To use DDL to specify a custom schema, use a comma-separated list of field names and data types. Here's an example of the basic structure:

<first field name> <data type>, <second field name> <data type>, <third field name> <data type>
To define a List field, use the Array data type and specify the data types of the subfields as follows:
<list field name> Array <subfields data type>
To define a Map field, use Struct data type, then specify the names and types of the subfields as follows:
<map field name> Struct < <first subfield name>:<data type>, <second subfield name>:<data type> >
Tip: You can use back ticks ( ` ) to escape field names that can be mistaken for reserved words, such as `count`.

Example

The following DDL custom schema includes, in order, a String, Boolean, Map, and List field:
TransactionID String, Verified Boolean, User Struct <ID:Integer, Name:String>, Items Array <String>
When processing the following JSON data:
{"Verified":true,"User":{"ID":23005,"Name":"Marnee Gehosephat"},"Items":["T-35089", "M-00352", "Q-11044"],"TransactionID":"G-23525-3350"}

The origin generates the following record:

Notice the User Map field with the Integer and String subfields and the Items List field with String subfields. Also note that the order of the fields now match the order in the custom schema.

JSON Schema Format

To use JSON to define a custom schema, specify the field names and data types within a root field that uses the Struct data type.
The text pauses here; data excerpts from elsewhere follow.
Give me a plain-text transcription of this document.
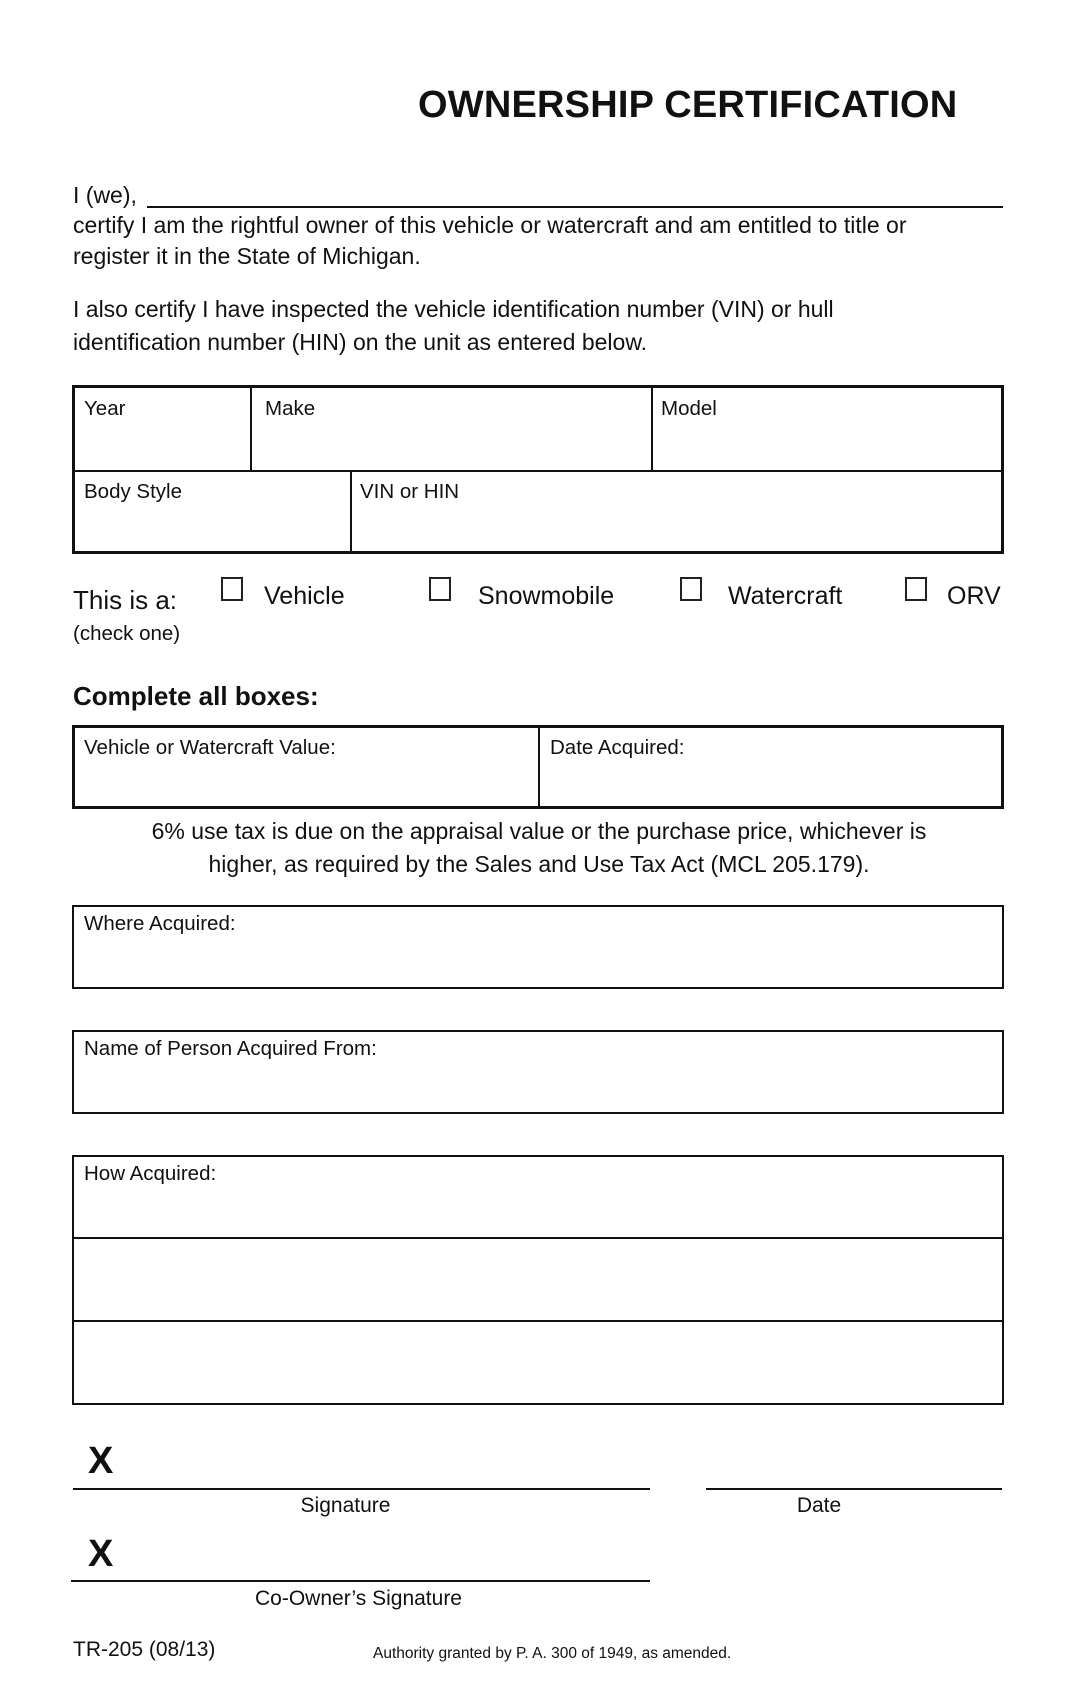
OWNERSHIP CERTIFICATION
I (we),
certify I am the rightful owner of this vehicle or watercraft and am entitled to title or
register it in the State of Michigan.
I also certify I have inspected the vehicle identification number (VIN) or hull
identification number (HIN) on the unit as entered below.
Year	Make	Model
Body Style	VIN or HIN
This is a:
(check one)
Vehicle	Snowmobile	Watercraft	ORV
Complete all boxes:
Vehicle or Watercraft Value:	Date Acquired:
6% use tax is due on the appraisal value or the purchase price, whichever is
higher, as required by the Sales and Use Tax Act (MCL 205.179).
Where Acquired:
Name of Person Acquired From:
How Acquired:
X
Signature	Date
X
Co-Owner’s Signature
TR-205 (08/13)	Authority granted by P. A. 300 of 1949, as amended.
Tip: Data types must be in lowercase letters. Also, the nullable attribute is required for most fields, but allows nulls regardless of the configuration due to an unresolved Spark issue.

Here's an example of the basic structure:

{
  "type": "struct",
  "fields": [
    {
      "name": "<first field name>",
      "type": "<data type>",
      "nullable": <true|false>
    },
    {
      "name": "<second field name>",
      "type": "<data type>",
      "nullable": <true|false>
    }
  ]
}
To define a List field, use the Array data type and specify the data types of the subfields as follows:
{
  "name": "<list field name>",
  "type": {
     "type": "array",
     "elementType": "<subfield data type>",
     "containsNull": <true|false>
}
To define a Map field, use the Struct type, then define the subfields as follows:
{
  "name": "<map field name>",
  "type": {
    "type": "struct",
    "fields": [ {
      "name": "<first subfield name>",
      "type": "<data type>",
      "nullable": <true|false>
       }, {
        "name": "<second subfield name>",
        "type": "<data type>",
        "nullable": <true|false>
        } ] },
  "nullable": <true|false>
}

Example

The following JSON custom schema includes, in order, a String, Boolean, Map, and List field:
{
  "type": "struct",
  "fields": [
    {
      "name": "TransactionID",
      "type": "string",
      "nullable": false
    },
    {
      "name": "Verified",
      "type": "boolean",
      "nullable":false
    },
     {
    "name": "User",
    "type": {
      "type": "struct",
      "fields": [ {
        "name": "ID",
        "type": "long",
        "nullable": true
      }, {
        "name": "Name",
        "type": "string",
        "nullable": true
      } ] },
    "nullable": true
    },
    {
      "name": "Items",
      "type": {
        "type": "array",
        "elementType": "string",
        "containsNull": true},
        "nullable":true
     }
   ]
}
When processing the following JSON data:
{"Verified":true, "Items":["T-35089", "M-00352", "Q-11044"], "TransactionID":"G-23525-3350", "User":{"ID":23005,"Name":"Marnee Gehosephat"}}

The origin generates the following record:

Notice the User Map field with the Integer and String subfields and the Items List field with String subfields. Also note that the order of the fields now match the order in the custom schema.